環境微生物検査

クリプトスポリジウム等対策指針について

「水道におけるクリプトスポリジウム等対策指針」が厚生労働省より通知され、平成20年度から、クリプトスポリジウムとジアルジア及びその指標菌について、水質検査計画に組み込むことが定められています。
水質検査計画案のご提案や検査頻度についてお気軽にご相談ください。

クリプトスポリジウム
クリプトスポリジウム(Cryptosporidium)は、人や哺乳動物の小腸に寄生する、大きさは4~6μm(1μmは1mmの千分の1)程度の大きさの原虫です。感染した人や動物の糞便といっしょにオーシストと呼ばれる形で体の外へ排出され、感染源となります。排出量は、1日当たり、人では約10億個、ウシでは約100億個といわれています。湿った環境の中では、クリプトスポリジウムは2~6ヶ月間、感染力をもっています。
クリプトスポリジウムに感染すると、2日~5日後に、下痢、腹痛、吐き気や嘔吐、軽い発熱などの症状が始まります。下痢はさらさらの泥水の様で、血液が混じることはありません。感染しても症状が出ない人もいます。

ジアルジア
ジアルジア(Giardia)は人や哺乳動物の小腸に寄生する、大きさは長径8~12μm、短径5~8μm(1μmは1mmの千分の1)程度の大きさの原虫です。感染した人や動物の糞便と一緒にシストと呼ばれる形で体の外へ排出され、感染源となります。ジアルジアのシストは下痢の治まった後の有形便の中に多量に排出されます。排出されるシストの量は変動するようで、多い人では、1日当たり、10億個以上となりますが、感染しても検出限界以下のごくわずかのシストしか排出しない人も多くみられます。湿った環境の中では、ジアルジアは少なくとも2ヶ月間、感染力をもっています。 ジアルジアに感染してから下痢、腹痛などの症状が出るまでの期間は一定しませんが、一般的には6~15日後とされています。下痢は水溶性の激しいものから泥状便まで様々ですが、血液が混じることはありません。感染しても症状が出ない人もいます。

クリプトスポリジウム指標菌(大腸菌・嫌気性芽胞菌)
大腸菌(E.coli)及び嫌気性芽胞菌は水道原水の糞便による汚染の指標として有効です。また、その感染経路から、糞便により汚染された水源の水にはクリプトスポリジウム等が混入するおそれがあります。

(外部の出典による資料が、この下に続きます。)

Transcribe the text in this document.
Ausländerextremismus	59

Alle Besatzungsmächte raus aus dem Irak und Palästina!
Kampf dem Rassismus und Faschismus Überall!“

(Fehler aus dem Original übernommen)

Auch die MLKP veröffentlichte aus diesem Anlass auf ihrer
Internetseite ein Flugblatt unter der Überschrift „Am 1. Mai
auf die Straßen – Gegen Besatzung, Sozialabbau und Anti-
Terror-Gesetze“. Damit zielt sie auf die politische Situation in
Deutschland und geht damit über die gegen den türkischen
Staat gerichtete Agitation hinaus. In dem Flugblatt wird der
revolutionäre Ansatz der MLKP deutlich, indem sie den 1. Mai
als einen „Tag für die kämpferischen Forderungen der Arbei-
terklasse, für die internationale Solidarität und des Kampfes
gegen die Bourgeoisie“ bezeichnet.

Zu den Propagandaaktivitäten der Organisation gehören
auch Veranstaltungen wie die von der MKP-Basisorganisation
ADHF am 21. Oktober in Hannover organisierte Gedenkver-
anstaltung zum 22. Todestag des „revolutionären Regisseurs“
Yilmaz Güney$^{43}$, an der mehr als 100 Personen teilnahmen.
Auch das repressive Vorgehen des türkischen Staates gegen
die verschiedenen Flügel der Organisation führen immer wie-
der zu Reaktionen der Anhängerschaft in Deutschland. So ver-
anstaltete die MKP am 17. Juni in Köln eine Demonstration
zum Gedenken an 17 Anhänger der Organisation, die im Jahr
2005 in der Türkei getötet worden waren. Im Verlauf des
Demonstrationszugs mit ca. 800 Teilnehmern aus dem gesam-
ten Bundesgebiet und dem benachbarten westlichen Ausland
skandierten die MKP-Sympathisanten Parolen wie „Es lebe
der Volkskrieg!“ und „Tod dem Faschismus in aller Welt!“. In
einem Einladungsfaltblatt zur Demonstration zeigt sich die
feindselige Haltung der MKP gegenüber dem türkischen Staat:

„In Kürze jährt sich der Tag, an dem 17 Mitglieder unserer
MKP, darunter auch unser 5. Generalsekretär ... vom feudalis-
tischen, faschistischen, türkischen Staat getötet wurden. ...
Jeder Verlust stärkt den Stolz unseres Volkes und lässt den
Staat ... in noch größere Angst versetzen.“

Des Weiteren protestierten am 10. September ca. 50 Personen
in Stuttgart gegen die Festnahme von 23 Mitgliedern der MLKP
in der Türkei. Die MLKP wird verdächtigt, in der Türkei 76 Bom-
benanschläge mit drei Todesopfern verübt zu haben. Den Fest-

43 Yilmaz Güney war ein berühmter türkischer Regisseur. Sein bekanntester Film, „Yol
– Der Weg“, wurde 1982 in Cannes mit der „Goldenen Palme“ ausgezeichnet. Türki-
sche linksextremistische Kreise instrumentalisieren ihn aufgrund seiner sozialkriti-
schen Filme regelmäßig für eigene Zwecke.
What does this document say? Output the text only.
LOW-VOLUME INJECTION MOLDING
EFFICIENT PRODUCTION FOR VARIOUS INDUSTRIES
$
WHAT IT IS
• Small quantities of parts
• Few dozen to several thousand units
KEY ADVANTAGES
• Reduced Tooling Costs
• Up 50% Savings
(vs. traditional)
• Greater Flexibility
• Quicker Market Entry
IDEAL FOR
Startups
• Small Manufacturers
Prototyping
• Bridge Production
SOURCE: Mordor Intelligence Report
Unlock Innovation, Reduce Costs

このため、原水にいずれかの指標菌が検出された場合には、原水に耐塩素性病原生物である、クリプトスポリジウム及びジアルジアが混入したおそれが高いと判断されます。

水道原水の検査頻度は、リスクレベルに応じて設定されています
クリプトスポリジウム汚染のおそれ

レベル4(クリプトスポリジウム等による汚染のおそれが高い)

地表水を水道の原水としており、当該原水から指標菌が検出されたことがある施設。

水質検査計画等に基づき、適切な頻度で原水のクリプトスポリジウム等及び指標菌の検査を実施すること。
ただし、クリプトスポリジウム等の除去又は不活化のために必要な施設を整備中の期間においては、原水のクリプトスポリジウム等を3ヶ月に1回以上、指標菌を月1回以上検査すること。

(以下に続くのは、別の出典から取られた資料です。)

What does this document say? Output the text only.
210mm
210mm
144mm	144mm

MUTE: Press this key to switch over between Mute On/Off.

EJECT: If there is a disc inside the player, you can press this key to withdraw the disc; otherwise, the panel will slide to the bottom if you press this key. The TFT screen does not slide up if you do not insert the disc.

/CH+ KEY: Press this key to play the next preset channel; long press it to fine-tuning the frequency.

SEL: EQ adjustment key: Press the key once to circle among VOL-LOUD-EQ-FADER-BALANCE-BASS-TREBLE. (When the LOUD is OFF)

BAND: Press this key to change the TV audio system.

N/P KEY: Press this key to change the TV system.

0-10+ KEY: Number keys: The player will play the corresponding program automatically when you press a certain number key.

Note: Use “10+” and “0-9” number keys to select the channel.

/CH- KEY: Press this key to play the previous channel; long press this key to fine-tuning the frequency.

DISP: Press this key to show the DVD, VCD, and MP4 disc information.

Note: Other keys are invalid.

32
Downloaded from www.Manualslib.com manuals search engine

レベル3(クリプトスポリジウム等による汚染のおそれがある)

地表水以外の水を水道の原水としており、当該原水から指標菌が検出されたことがある施設。

水質検査計画等に基づき、適切な頻度で原水のクリプトスポリジウム等及び指標菌の検査を実施すること。
ただし、クリプトスポリジウム等の除去又は不活化のために必要な施設を整備中の期間においては、原水のクリプトスポリジウム等を3ヶ月に1回以上、指標菌を月1回以上検査すること。
 
レベル2(当面、クリプトスポリジウム等による汚染の可能性が低い)

地表水等が混入していない被圧地下水以外の水を原水としており、当該原水から指標菌が検出されたことがない施設。

3ヶ月に1 回以上、原水の指標菌の検査を実施すること。

レベル1(クリプトスポリジウム等による汚染の可能性が低い)

地表水等が混入していない被圧地下水のみを原水としており、当該原水から指標菌が検出されたことがない施設。

  • 1年に1 回、原水の水質検査を行い、大腸菌、トリクロロエチレン等の地表からの汚染の可能性を示す項目の検査結果から被圧地下水以外の水の混入の有無を確認すること。

  • 3年に1 回、井戸内部の撮影等により、ケーシング及びストレーナーの状況、 堆積物の状況等の点検を行うこと。